The report said that young men who lived with their parents were watching even less TV this season, particularly in prime time.

That jibes with what industry experts long have known: that younger men tend to watch more TV outside the home and are less likely to record their viewing. Nielsen, for example, doesn't count viewers in sports bars or dorms.

"They're not homebound people, and measuring their viewing patterns is very difficult," David Poltrack, CBS' executive vice president for research, said Friday.

Nielsen, owned by the Dutch publishing giant VNU, attributed much of the declines to the increased popularity of video games and DVDs.

For example, video game usage among men 18 to 24 is up 9% this year.

If the networks continue to lose younger viewers, the repercussions could be far-reaching.

Networks' business models are based on fetching higher ad rates for shows that appeal to younger viewers. And advertisers are grumbling that they are unwilling to pay more each year for network time when these shows have been drawing less of their target audience.

In addition, shows that have been the most popular with the younger crowd -- "reality" shows -- also are the ones that networks have been shying away from.

"By not putting on more reality shows this fall, the networks might have participated in their own downfall," Frank said.

Networks also have placed a premium on prime-time programming, focusing on the 8-to-11-p.m. period. But cable channels have found that younger adults tend to tune in later in the evening. MTV, for example, doesn't begin its marquee programming until 10 p.m.

Experts say the proliferation of DVDs and, to a lesser extent, personal video recorders has allowed some viewers to be more independent in their entertainment selections.

No longer do young adults need to race home by 9 p.m. Tuesdays to see "MASH," said Charles Hirschhorn, founder and chief executive of G4, a Comcast Corp.-owned cable channel devoted to video games.

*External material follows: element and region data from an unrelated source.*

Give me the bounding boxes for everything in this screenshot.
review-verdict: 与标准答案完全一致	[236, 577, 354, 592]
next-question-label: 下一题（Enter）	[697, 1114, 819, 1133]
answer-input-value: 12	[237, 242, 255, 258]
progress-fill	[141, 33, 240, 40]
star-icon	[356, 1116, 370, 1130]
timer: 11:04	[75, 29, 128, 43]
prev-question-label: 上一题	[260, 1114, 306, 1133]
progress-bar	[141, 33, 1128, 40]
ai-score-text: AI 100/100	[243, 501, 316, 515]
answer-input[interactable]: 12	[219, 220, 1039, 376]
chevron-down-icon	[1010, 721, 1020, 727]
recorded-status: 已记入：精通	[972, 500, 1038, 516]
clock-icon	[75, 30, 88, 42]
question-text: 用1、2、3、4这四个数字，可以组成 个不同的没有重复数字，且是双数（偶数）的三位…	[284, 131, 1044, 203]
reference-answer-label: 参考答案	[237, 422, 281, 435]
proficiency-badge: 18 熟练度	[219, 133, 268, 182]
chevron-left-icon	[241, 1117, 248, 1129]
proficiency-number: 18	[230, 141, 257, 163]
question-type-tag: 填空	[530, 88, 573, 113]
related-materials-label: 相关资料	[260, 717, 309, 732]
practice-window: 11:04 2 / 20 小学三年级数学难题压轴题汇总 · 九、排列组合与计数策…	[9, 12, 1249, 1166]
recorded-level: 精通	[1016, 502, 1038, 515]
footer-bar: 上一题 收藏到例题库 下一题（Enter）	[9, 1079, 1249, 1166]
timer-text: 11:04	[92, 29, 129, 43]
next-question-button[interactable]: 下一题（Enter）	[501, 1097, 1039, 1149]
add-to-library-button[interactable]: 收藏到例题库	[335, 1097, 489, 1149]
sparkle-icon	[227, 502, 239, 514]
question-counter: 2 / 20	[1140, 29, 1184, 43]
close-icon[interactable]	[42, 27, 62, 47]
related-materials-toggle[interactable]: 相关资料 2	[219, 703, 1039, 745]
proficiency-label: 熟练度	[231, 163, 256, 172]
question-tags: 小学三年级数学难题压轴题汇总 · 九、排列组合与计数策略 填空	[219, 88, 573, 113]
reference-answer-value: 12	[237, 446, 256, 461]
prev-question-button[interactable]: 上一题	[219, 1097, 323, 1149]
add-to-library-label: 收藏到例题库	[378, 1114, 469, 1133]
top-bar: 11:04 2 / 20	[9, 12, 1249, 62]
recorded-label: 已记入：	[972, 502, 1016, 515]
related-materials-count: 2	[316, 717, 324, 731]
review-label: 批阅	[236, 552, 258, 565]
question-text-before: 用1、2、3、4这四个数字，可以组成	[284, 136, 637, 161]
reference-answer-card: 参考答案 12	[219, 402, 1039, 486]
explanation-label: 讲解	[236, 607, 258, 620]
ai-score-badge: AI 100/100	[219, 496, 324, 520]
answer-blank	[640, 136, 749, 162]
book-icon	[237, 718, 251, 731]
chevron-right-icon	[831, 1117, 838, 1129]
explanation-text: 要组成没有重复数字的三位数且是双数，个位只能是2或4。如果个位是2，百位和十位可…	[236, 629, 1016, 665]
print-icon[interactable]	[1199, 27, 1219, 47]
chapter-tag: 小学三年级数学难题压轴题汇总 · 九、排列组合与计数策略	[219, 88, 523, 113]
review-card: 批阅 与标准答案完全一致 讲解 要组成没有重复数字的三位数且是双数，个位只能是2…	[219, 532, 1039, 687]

"TV usage is no longer passive; younger viewers are not doing what they are told," Hirschhorn said. Instead, if they like a program and their friends are talking about it, they will watch it. But if they miss a show, they can watch it later in the year when the DVD is released.

"This is clearly a massive shift in how people are using their televisions," Hirschhorn said. "It's an interesting evolution."

The report was released the same day that the networks touted their November ratings. In conference calls, top network executives acknowledged that young men did not connect with many of the shows introduced this fall.

"Until we put on shows that continue to bring in more viewers, then we're not doing a good enough job," NBC Entertainment President Jeff Zucker said.